Wednesday, July 2, 2008

Last Moments on Terra Cognita

So my last few days have been filled with a vague panic over finances. Important suggestion to anyone pursuing this program: get these details worked out early.

I think I was trying to be polite when I didn't force anyone into firm answers early on about who would be paying for what and how, but this politeness isn't being reciprocated with a happy outcome so far.

Even though I am going to India, the expenses I will incur are considerable. It seems they are learning how to cash in on the oodles of western business people making their way through the country, and I can't blame them.

I, however, am left in a bind. I don't have the cash to pay for everything up front, and that is how the guest house where I am staying would like payment: cash. They accept MasterCard for the lodgings, but for my driver who will be paid by the hour the whole time I am there, they tell me they want a lump sum payment upon checkout. My estimate is that this lump sum will be around three thousand American dollars (times that by forty to calculate the rupees and the sum sounds even worse).

So here I am, four days before I take off with no way to pay for this venture.

Finance here is trying to come up with solutions but there is so little time (especially because the Forth of July holiday is now approaching), that the possibilities are limited.

They've asked me if I can rent a car instead of hire a driver. They've asked if I can stay somewhere else, and I am hard pressed to answer any of these questions. For help with any of this, we need to contact India, and that takes 24 hours since they are a full ten and a half hours ahead of us. They're gone for the day by the time we start working.

So my last few days are a bit harried, wondering if I should push back the trip if we can't get this worked out. My fear is a vision of myself in India at the checkout desk with no way to pay, getting handcuffed and dragged off. I wonder if an Indian prison is anything like an ashram. I would have a lot of time to get some good meditation in.

I should have started getting down to specifics sooner, but there was a necessary progression that took some time: find the place I'd be staying, identify the dates, assemble a cost estimate, etc., etc.

Still, somewhere early on in that list should have been the checkbox: contact Finance and start asking them all kinds of questions.

I'm assured this will all be okay (and thank you to Finance for the assurance), but lots of people are doing lots of last-minute scrambling that could have been handled much better if we had more time for these phone calls and emails to make their way around the world.

Under the fog of the finance question, I am also making other last-minute preparations. I had to get a "vacation override" at the pharmacy so I could take three months of my prescription drugs with me. I have to stop at the bank in downtown Iowa City to exchange some cash so I can hit the ground in India with a decent stash of rupees hidden somewhere on my body. My sock, perhaps? Those money belts are just so ugly.

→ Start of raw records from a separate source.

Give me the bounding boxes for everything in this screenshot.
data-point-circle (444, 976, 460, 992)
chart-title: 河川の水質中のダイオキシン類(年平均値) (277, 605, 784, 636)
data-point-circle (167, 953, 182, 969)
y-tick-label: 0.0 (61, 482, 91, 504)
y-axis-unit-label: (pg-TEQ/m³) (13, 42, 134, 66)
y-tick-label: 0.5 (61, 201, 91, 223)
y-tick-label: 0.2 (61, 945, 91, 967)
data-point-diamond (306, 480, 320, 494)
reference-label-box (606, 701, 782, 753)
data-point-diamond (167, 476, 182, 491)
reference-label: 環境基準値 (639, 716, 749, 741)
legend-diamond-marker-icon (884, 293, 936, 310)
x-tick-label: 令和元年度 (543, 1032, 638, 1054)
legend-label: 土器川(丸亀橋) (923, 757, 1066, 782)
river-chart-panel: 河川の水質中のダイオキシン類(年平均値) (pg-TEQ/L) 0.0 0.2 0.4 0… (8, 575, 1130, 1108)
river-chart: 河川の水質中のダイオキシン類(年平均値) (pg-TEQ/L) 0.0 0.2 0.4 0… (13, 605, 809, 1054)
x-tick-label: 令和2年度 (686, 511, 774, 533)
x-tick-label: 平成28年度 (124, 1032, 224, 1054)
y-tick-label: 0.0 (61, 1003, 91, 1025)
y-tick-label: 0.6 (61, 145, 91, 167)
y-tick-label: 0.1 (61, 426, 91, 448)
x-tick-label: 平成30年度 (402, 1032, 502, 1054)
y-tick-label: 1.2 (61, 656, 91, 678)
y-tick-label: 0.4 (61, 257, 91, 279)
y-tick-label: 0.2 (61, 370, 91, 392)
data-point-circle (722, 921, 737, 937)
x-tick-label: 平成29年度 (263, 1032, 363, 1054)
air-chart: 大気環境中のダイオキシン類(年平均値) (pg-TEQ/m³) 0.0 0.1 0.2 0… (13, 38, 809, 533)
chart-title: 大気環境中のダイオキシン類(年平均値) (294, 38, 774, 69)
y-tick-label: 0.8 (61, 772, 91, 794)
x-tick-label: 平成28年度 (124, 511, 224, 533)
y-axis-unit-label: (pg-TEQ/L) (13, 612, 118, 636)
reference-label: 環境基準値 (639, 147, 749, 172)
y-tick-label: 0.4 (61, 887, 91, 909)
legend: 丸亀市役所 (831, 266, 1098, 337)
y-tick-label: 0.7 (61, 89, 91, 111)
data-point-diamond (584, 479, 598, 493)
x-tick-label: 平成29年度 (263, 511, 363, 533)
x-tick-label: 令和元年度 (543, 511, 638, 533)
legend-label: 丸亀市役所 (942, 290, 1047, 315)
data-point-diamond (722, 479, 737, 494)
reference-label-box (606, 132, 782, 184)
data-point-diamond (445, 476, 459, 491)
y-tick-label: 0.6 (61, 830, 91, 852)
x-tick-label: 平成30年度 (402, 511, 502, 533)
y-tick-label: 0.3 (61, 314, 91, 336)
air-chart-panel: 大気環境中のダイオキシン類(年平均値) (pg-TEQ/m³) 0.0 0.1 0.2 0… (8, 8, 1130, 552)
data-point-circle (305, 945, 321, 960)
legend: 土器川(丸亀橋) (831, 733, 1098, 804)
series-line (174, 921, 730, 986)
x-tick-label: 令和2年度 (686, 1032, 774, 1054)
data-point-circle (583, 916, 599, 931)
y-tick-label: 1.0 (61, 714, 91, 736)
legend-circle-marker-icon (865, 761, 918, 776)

Otherwise, I need to start packing for keeps. Since mid-June I've been picking things up and casually placing them into my suitcases, then taking them back out when I need to use them (nail clippers, for instance). But I need to get serious and actually start thinking to myself, "This is all I'll have with me when I get there. What do I need?"

I've set all my bills up so I can pay them online, and I've settled the outstanding accounts with doctors and chiropractors that I knew were still pending.

I'm lucky because my husband will be taking care of the house while I'm gone, so I don't have to make any additional arrangements for lawn care or pet care, and I don't have to forward the heaps of junk mail I'll get so it catches up with me in New Delhi.

I've downloaded Skype so I can communicate over the computer for free. Anyone wanting to do the same can visit: http://www.skype.com/download/skype/windows/

I've made sure my husband is on my checking account so he can pay any stray bills that may filter in while I'm gone.

I've participated in the creation of a Vicki Tracking Device at my office: a paper chain with a link for every day that I'll be gone. Each day, a link gets removed so the chain always indicates how many more days until I return. It's an awfully long chain right now.

And that's it. My shots are done. The airline tickets are purchased. The reservations are made. A driver will be holding a sign with my name on it at the airport when I get there and will take me to the Ahuja Residency where I will sit down after two straight days of travelling and likely melt into a gelatinous puddle of human being.

I leave Cedar Rapids on Sunday morning at 9:20 a.m. and take a 55 minute flight to O'Hare Airport in Chicago. Then I have a layover there until 7:15 p.m. Fortunately, my family lives about ten minutes away from O'Hare, and I can visit with them during the layover.

The 777 that leaves O'Hare at 7:15 on Sunday night will arrive at Indira Gandhi Airport in New Delhi at 8:35 p.m. on Monday night, after being in the air for 14 hours and 50 minutes and crossing enough time zones to create a ten and a half hour time difference.

As I wonder how I will record this travel time on my timecard, I am besotted by the fact that my high school math teacher was once again right: I will use trigonometry in real life.